“Despite product differentiators, more responsibility for the customer’s overall brand experience must lie with the dealer and automotive brands are ultimately reliant on their dealer networks to manage customers’ in-store buying experience from start to finish.” –Fabrizio Arena, senior manager, Arthur D. Little’s Global Automotive & Manufacturing Group
There’s a new study out from global consulting group Arthur D. Little about the critical role car dealerships still must play in sustaining the global automotive market – but there’s a lot in here that I think heavy truck dealerships and their customers might find interesting, too.
According to the group’s new study – entitled “Delivering the Brand” – nearly 80% of all car purchases are still done face-to-face, and the report’s author, Fabrizio Arena, warns that as the global automotive industry faces a growing number of new competitive pressures, OEMs must develop dealership management initiatives to ensure their retail networks are building and reinforcing brand loyalty from the test drive through to after sales service.
"Dealerships have a major role to play in delivering an excellent brand experience that will attract new customers and retain the existing base,” Arena said. ““Customer satisfaction is an urgent concern for OEMs looking to move ahead of their competitors in an environment where simple survival is every brand’s primary objective for the year ahead.”
He also noted that one local dealer his firm worked with not only improved its customer satisfaction performance by approximately 16% in a single year, it helped the car brand they represented move up several places in the New Car Buyers’ Survey, a key industry benchmark.
OK, so what does this have to do with trucking?
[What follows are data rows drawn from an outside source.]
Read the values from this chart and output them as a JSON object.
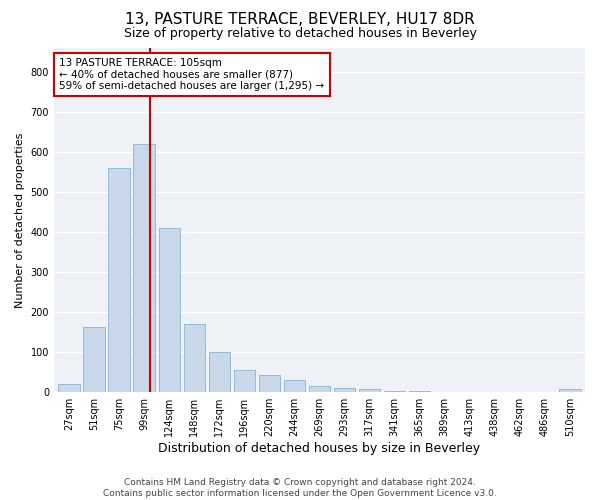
{
  "title": "13, PASTURE TERRACE, BEVERLEY, HU17 8DR",
  "subtitle": "Size of property relative to detached houses in Beverley",
  "xlabel": "Distribution of detached houses by size in Beverley",
  "ylabel": "Number of detached properties",
  "bar_color": "#c8d8ea",
  "bar_edge_color": "#8ab4cc",
  "categories": [
    "27sqm",
    "51sqm",
    "75sqm",
    "99sqm",
    "124sqm",
    "148sqm",
    "172sqm",
    "196sqm",
    "220sqm",
    "244sqm",
    "269sqm",
    "293sqm",
    "317sqm",
    "341sqm",
    "365sqm",
    "389sqm",
    "413sqm",
    "438sqm",
    "462sqm",
    "486sqm",
    "510sqm"
  ],
  "values": [
    20,
    163,
    560,
    620,
    410,
    170,
    100,
    55,
    42,
    30,
    15,
    10,
    8,
    4,
    3,
    1,
    1,
    0,
    0,
    0,
    7
  ],
  "ylim": [
    0,
    860
  ],
  "yticks": [
    0,
    100,
    200,
    300,
    400,
    500,
    600,
    700,
    800
  ],
  "vline_color": "#cc0000",
  "annotation_text": "13 PASTURE TERRACE: 105sqm\n← 40% of detached houses are smaller (877)\n59% of semi-detached houses are larger (1,295) →",
  "annotation_box_color": "#ffffff",
  "annotation_box_edge": "#cc0000",
  "footer_text": "Contains HM Land Registry data © Crown copyright and database right 2024.\nContains public sector information licensed under the Open Government Licence v3.0.",
  "background_color": "#eef2f7",
  "grid_color": "#ffffff",
  "title_fontsize": 11,
  "subtitle_fontsize": 9,
  "xlabel_fontsize": 9,
  "ylabel_fontsize": 8,
  "tick_fontsize": 7,
  "footer_fontsize": 6.5
}
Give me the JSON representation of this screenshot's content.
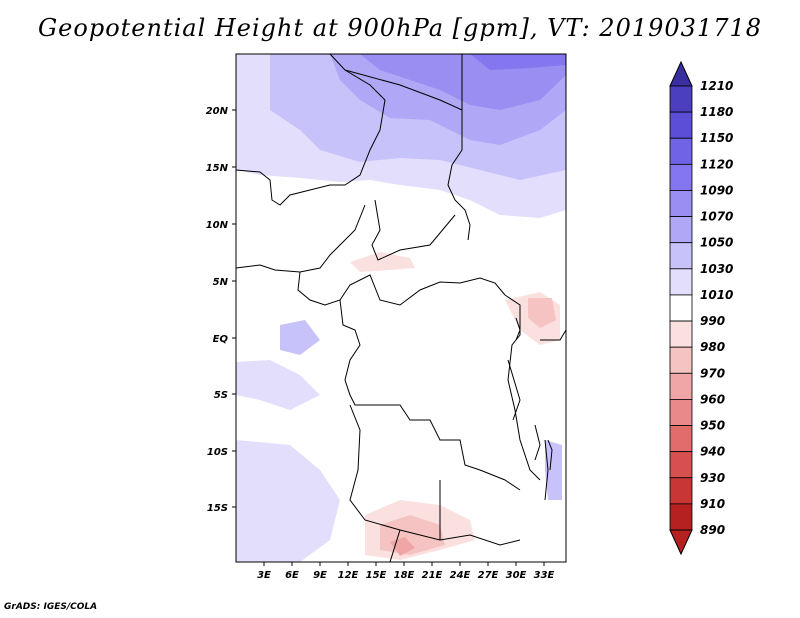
{
  "title": "Geopotential Height at 900hPa [gpm], VT: 2019031718",
  "footer": "GrADS: IGES/COLA",
  "map": {
    "lat_labels": [
      "20N",
      "15N",
      "10N",
      "5N",
      "EQ",
      "5S",
      "10S",
      "15S"
    ],
    "lon_labels": [
      "3E",
      "6E",
      "9E",
      "12E",
      "15E",
      "18E",
      "21E",
      "24E",
      "27E",
      "30E",
      "33E"
    ]
  },
  "colorbar": {
    "levels": [
      "1210",
      "1180",
      "1150",
      "1120",
      "1090",
      "1070",
      "1050",
      "1030",
      "1010",
      "990",
      "980",
      "970",
      "960",
      "950",
      "940",
      "930",
      "910",
      "890"
    ],
    "colors": [
      "#3a2fa0",
      "#4b3fc0",
      "#5a4fd6",
      "#6f63e6",
      "#8476ee",
      "#9a8ef2",
      "#b0a7f6",
      "#c8c2fa",
      "#e2defc",
      "#ffffff",
      "#fbe0e0",
      "#f6c3c3",
      "#f0a6a6",
      "#e98989",
      "#e06c6c",
      "#d65050",
      "#c93636",
      "#b52020"
    ]
  }
}
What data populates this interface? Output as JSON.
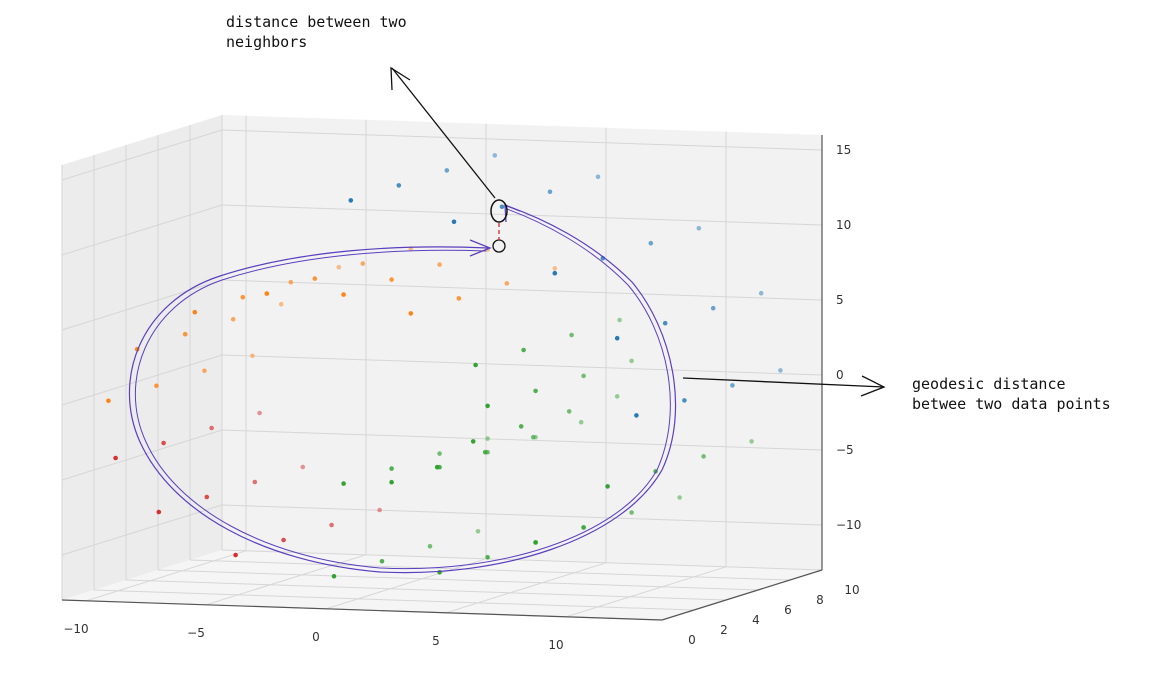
{
  "chart_data": {
    "type": "scatter",
    "projection": "3d",
    "title": "",
    "xlabel": "",
    "ylabel": "",
    "zlabel": "",
    "xlim": [
      -11,
      14
    ],
    "ylim": [
      0,
      10
    ],
    "zlim": [
      -13,
      16
    ],
    "xticks": [
      "-10",
      "-5",
      "0",
      "5",
      "10"
    ],
    "yticks": [
      "0",
      "2",
      "4",
      "6",
      "8",
      "10"
    ],
    "zticks": [
      "-10",
      "-5",
      "0",
      "5",
      "10",
      "15"
    ],
    "grid": true,
    "depthshade": true,
    "series": [
      {
        "color": "#2ca02c",
        "points": [
          [
            0.4,
            0.5,
            -4.8
          ],
          [
            0.4,
            3.5,
            -4.8
          ],
          [
            0.4,
            6.5,
            -4.8
          ],
          [
            0.4,
            9.5,
            -4.8
          ],
          [
            2.4,
            0.5,
            -4.6
          ],
          [
            2.4,
            3.5,
            -4.6
          ],
          [
            2.4,
            6.5,
            -4.6
          ],
          [
            2.4,
            9.5,
            -4.6
          ],
          [
            4.3,
            0.5,
            -3.5
          ],
          [
            4.3,
            3.5,
            -3.5
          ],
          [
            4.3,
            6.5,
            -3.5
          ],
          [
            4.3,
            9.5,
            -3.5
          ],
          [
            5.8,
            0.5,
            -1.7
          ],
          [
            5.8,
            3.5,
            -1.7
          ],
          [
            5.8,
            6.5,
            -1.7
          ],
          [
            5.8,
            9.5,
            -1.7
          ],
          [
            6.4,
            0.5,
            0.7
          ],
          [
            6.4,
            3.5,
            0.7
          ],
          [
            6.4,
            6.5,
            0.7
          ],
          [
            6.4,
            9.5,
            0.7
          ],
          [
            5.9,
            0.5,
            3.4
          ],
          [
            5.9,
            3.5,
            3.4
          ],
          [
            5.9,
            6.5,
            3.4
          ],
          [
            5.9,
            9.5,
            3.4
          ],
          [
            0.0,
            0.5,
            -11.0
          ],
          [
            0.0,
            3.5,
            -11.0
          ],
          [
            0.0,
            6.5,
            -11.0
          ],
          [
            0.0,
            9.5,
            -11.0
          ],
          [
            4.4,
            0.5,
            -10.5
          ],
          [
            4.4,
            3.5,
            -10.5
          ],
          [
            4.4,
            6.5,
            -10.5
          ],
          [
            4.4,
            9.5,
            -10.5
          ],
          [
            8.4,
            0.5,
            -8.3
          ],
          [
            8.4,
            3.5,
            -8.3
          ],
          [
            8.4,
            6.5,
            -8.3
          ],
          [
            8.4,
            9.5,
            -8.3
          ],
          [
            11.4,
            0.5,
            -4.4
          ],
          [
            11.4,
            3.5,
            -4.4
          ],
          [
            11.4,
            6.5,
            -4.4
          ],
          [
            11.4,
            9.5,
            -4.4
          ]
        ]
      },
      {
        "color": "#ff7f0e",
        "points": [
          [
            3.2,
            0.5,
            6.7
          ],
          [
            3.2,
            3.5,
            6.7
          ],
          [
            3.2,
            6.5,
            6.7
          ],
          [
            3.2,
            9.5,
            6.7
          ],
          [
            0.4,
            0.5,
            7.8
          ],
          [
            0.4,
            3.5,
            7.8
          ],
          [
            0.4,
            6.5,
            7.8
          ],
          [
            0.4,
            9.5,
            7.8
          ],
          [
            -2.8,
            0.5,
            7.7
          ],
          [
            -2.8,
            3.5,
            7.7
          ],
          [
            -2.8,
            6.5,
            7.7
          ],
          [
            -2.8,
            9.5,
            7.7
          ],
          [
            -5.8,
            0.5,
            6.3
          ],
          [
            -5.8,
            3.5,
            6.3
          ],
          [
            -5.8,
            6.5,
            6.3
          ],
          [
            -5.8,
            9.5,
            6.3
          ],
          [
            -8.2,
            0.5,
            3.7
          ],
          [
            -8.2,
            3.5,
            3.7
          ],
          [
            -8.2,
            6.5,
            3.7
          ],
          [
            -8.2,
            9.5,
            3.7
          ],
          [
            -9.4,
            0.5,
            0.2
          ],
          [
            -9.4,
            3.5,
            0.2
          ],
          [
            -9.4,
            6.5,
            0.2
          ],
          [
            -9.4,
            9.5,
            0.2
          ]
        ]
      },
      {
        "color": "#d62728",
        "points": [
          [
            -9.1,
            0.5,
            -3.6
          ],
          [
            -9.1,
            3.5,
            -3.6
          ],
          [
            -9.1,
            6.5,
            -3.6
          ],
          [
            -9.1,
            9.5,
            -3.6
          ],
          [
            -7.3,
            0.5,
            -7.1
          ],
          [
            -7.3,
            3.5,
            -7.1
          ],
          [
            -7.3,
            6.5,
            -7.1
          ],
          [
            -7.3,
            9.5,
            -7.1
          ],
          [
            -4.1,
            0.5,
            -9.8
          ],
          [
            -4.1,
            3.5,
            -9.8
          ],
          [
            -4.1,
            6.5,
            -9.8
          ],
          [
            -4.1,
            9.5,
            -9.8
          ]
        ]
      },
      {
        "color": "#1f77b4",
        "points": [
          [
            12.6,
            0.5,
            0.4
          ],
          [
            12.6,
            3.5,
            0.4
          ],
          [
            12.6,
            6.5,
            0.4
          ],
          [
            12.6,
            9.5,
            0.4
          ],
          [
            11.8,
            0.5,
            5.5
          ],
          [
            11.8,
            3.5,
            5.5
          ],
          [
            11.8,
            6.5,
            5.5
          ],
          [
            11.8,
            9.5,
            5.5
          ],
          [
            9.2,
            0.5,
            9.7
          ],
          [
            9.2,
            3.5,
            9.7
          ],
          [
            9.2,
            6.5,
            9.7
          ],
          [
            9.2,
            9.5,
            9.7
          ],
          [
            5.0,
            0.5,
            12.9
          ],
          [
            5.0,
            3.5,
            12.9
          ],
          [
            5.0,
            6.5,
            12.9
          ],
          [
            5.0,
            9.5,
            12.9
          ],
          [
            0.7,
            0.5,
            14.1
          ],
          [
            0.7,
            3.5,
            14.1
          ],
          [
            0.7,
            6.5,
            14.1
          ],
          [
            0.7,
            9.5,
            14.1
          ]
        ]
      }
    ]
  },
  "annotations": {
    "neighbors_line1": "distance between two",
    "neighbors_line2": "neighbors",
    "geodesic_line1": "geodesic distance",
    "geodesic_line2": "betwee two data points",
    "geodesic_color": "#5b3fbf",
    "neighbor_link_color": "#d62728"
  }
}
Car buyers, as we all know, are a lot less brand loyal than truckers because they simply don’t rely on their vehicles for their livelihood to the degree a trucker does.
[Photo courtesy of Christopher Ziemnowicz]
That being said, I know from my own experience in talking to fleets and owner-operators that many are loathe to consider making a brand switch if they are getting good product reliability and service, no matter the sticker price savings. Yet I also know service means a tremendous amount to truckers – and woe to the OEM or dealership that stumbles in that regard.
Let’s face another reality – very unpleasant levels of pressure are being applied to the bottom line of OEMs and their dealers from all directions. With 2008 new car sales having reached record lows in most developed markets, global automotive companies are under more pressure than ever to avoid collapse, noted Arena in his report, with a bevy of other issues banging away as well: regulatory pressure on carbon dioxide emissions, tougher international safety standards, high oil prices, and changing customer lifestyles, just to name a few.
Competition amongst global players has been pushed even further as a dramatic increase in overall vehicle quality over the past decade had progressively weakened the role of the product itself as the key differentiator, said Arena, so dealerships are going to play an ever more critical role in attracting and retaining customers from now on.
“Ensuring results and investment decisions are consistent with customers’ expectations and its dealerships’ capabilities are key to implementing an effective global brand strategy that will reinforce the products’ desirability through a positive customer brand experience,” he said.
"To be successful, a global customer satisfaction improvement program for the automotive industry requires a clearly defined relationship between the OEM headquarters and its local [dealer] branches,” Arena added. “Defining roles and setting consistent, measurable targets will allow local branches to adapt the corporate brand strategy into the local market context in a meaningful way.”
I’m sure heavy truck OEMs and their dealers can relate to these issues in a big way.